Und damit sprach der Trainer einen Punkt im Spiel an, der Union zum Beispiel gegen Stuttgart den Sieg gekostet hat und von vielen Bundesliga-Mannschaften bestraft werden kann: die Passivität in der zweiten Halbzeit (Kicker).

Union hat die Eintracht in den ersten 45 Minuten tatsächlich gestresst. Am besten war das an Grischa Prömels Aktion vor dem 2:0 zu sehen. Er holte einen verloren geglaubten Ball noch vor dem Aus zurück (der Tagesspiegel schreibt von einer Paolo-Maldini-Gedächtnisgrätsche). Der Ball landet zwar bei der Eintracht, doch im Zusammenspiel mit Haraguchi, der dem ballführenden Frankfurter keine Sekunde zur Orientierung lässt, kommt der Ball wieder zu Prömel, der ihn dann vom linken Strafraumeck ins rechte Toreck schießt.

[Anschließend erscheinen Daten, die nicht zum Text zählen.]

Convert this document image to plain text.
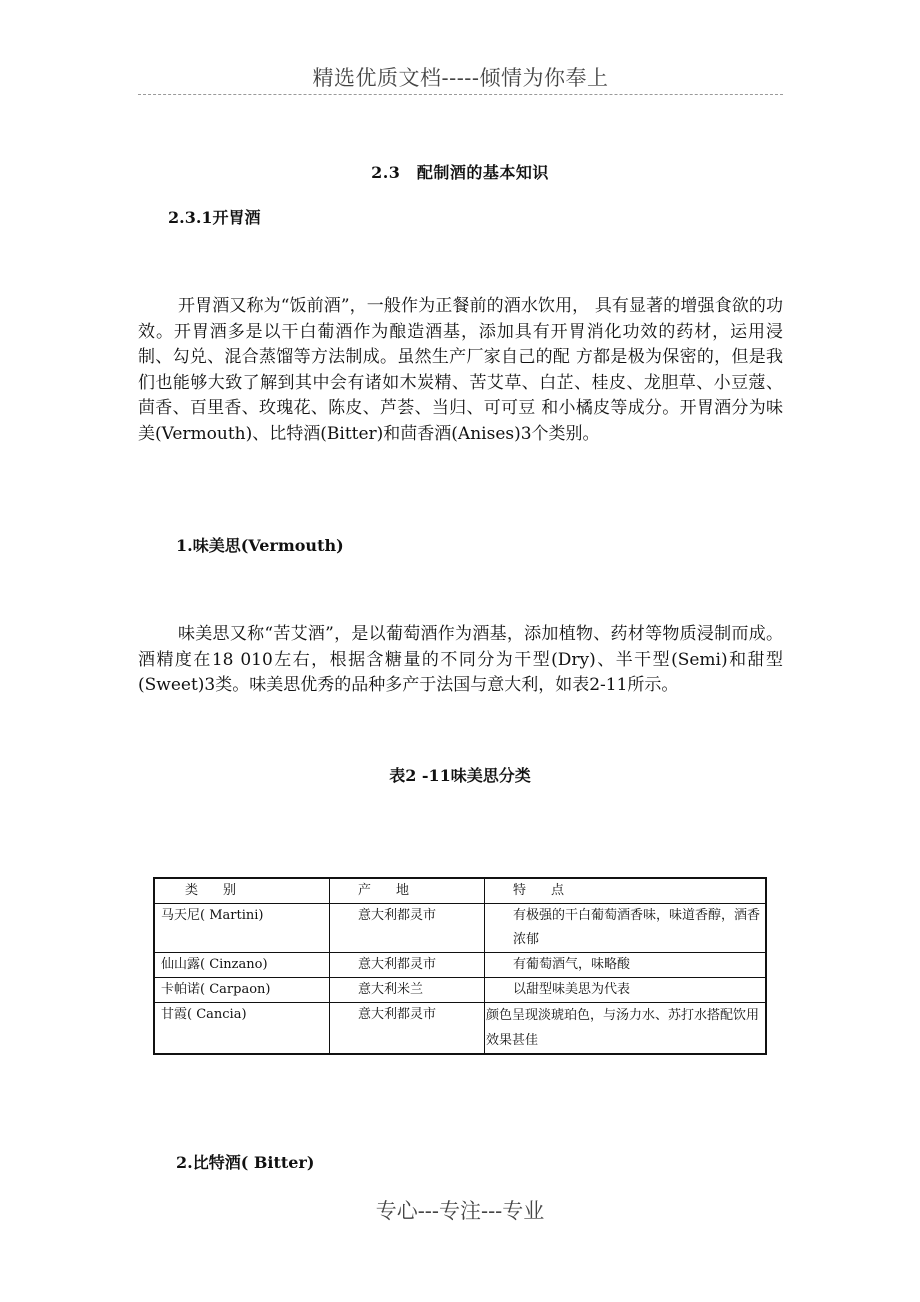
精选优质文档-----倾情为你奉上
2.3　配制酒的基本知识
2.3.1开胃酒
开胃酒又称为“饭前酒”，一般作为正餐前的酒水饮用， 具有显著的增强食欲的功效。开胃酒多是以干白葡酒作为酿造酒基，添加具有开胃消化功效的药材，运用浸制、勾兑、混合蒸馏等方法制成。虽然生产厂家自己的配 方都是极为保密的，但是我们也能够大致了解到其中会有诸如木炭精、苦艾草、白芷、桂皮、龙胆草、小豆蔻、茴香、百里香、玫瑰花、陈皮、芦荟、当归、可可豆 和小橘皮等成分。开胃酒分为味美(Vermouth)、比特酒(Bitter)和茴香酒(Anises)3个类别。
1.味美思(Vermouth)
味美思又称“苦艾酒”，是以葡萄酒作为酒基，添加植物、药材等物质浸制而成。酒精度在18 010左右，根据含糖量的不同分为干型(Dry)、半干型(Semi)和甜型(Sweet)3类。味美思优秀的品种多产于法国与意大利，如表2-11所示。
表2 -11味美思分类
类　别	产　地	特　点
马天尼( Martini)	意大利都灵市	有极强的干白葡萄酒香味，味道香醇，酒香浓郁
仙山露( Cinzano)	意大利都灵市	有葡萄酒气，味略酸
卡帕诺( Carpaon)	意大利米兰	以甜型味美思为代表
甘霞( Cancia)	意大利都灵市	颜色呈现淡琥珀色，与汤力水、苏打水搭配饮用效果甚佳
2.比特酒( Bitter)
专心---专注---专业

Diesen Stress spürte die Eintracht in der zweiten Hälfte nicht, aber sie wusste auch wenig mit dem Ballbesitz und den freien Räumen anzufangen außer es mit Flanken zu probieren. Aufgrund eines fehlenden echten Stürmers und der gut gestaffelten Union-Defensive war das ähnlich sinnvoll wie der Versuch, ein Feuer mit einer kleinen Wasserpistole zu löschen.

Es fehlte Frankfurt in der Offensive die individuelle Klasse, um trotz struktureller Probleme zu guten Tormöglichkeiten zu kommen. Leipzig wird da ein anderes Kaliber sein. Und deshalb ist es gut vom Trainer, darauf hinzuweisen. Denn einmal in Passivität gekommen, ist es  nicht so einfach, dann den Schalter als Mannschaft wieder umzulegen.

Awoniyi bekommt einen Zweikampf mal nicht abgepfiffen

Oliver Glasner bezeichnete den Zweikampf zwischen Taiwo Awoniyi und Martin Hinteregger kurz vor dem 1:0 als Foul. Und wäre Fußball ein kontaktloser Sport, würde ich ihm da auch zustimmen. Doch gemessen am Impact, also dem Fallen des Frankfurter Verteidigers war es dann doch nicht so viel. Die Szene zeigt vor allem, dass es so etwas wie einen Bias bei der Zweikampfbewertung gibt, bei der einem Verteidiger deutlich mehr an Körperkontakt zugebilligt wird als einem Angreifer.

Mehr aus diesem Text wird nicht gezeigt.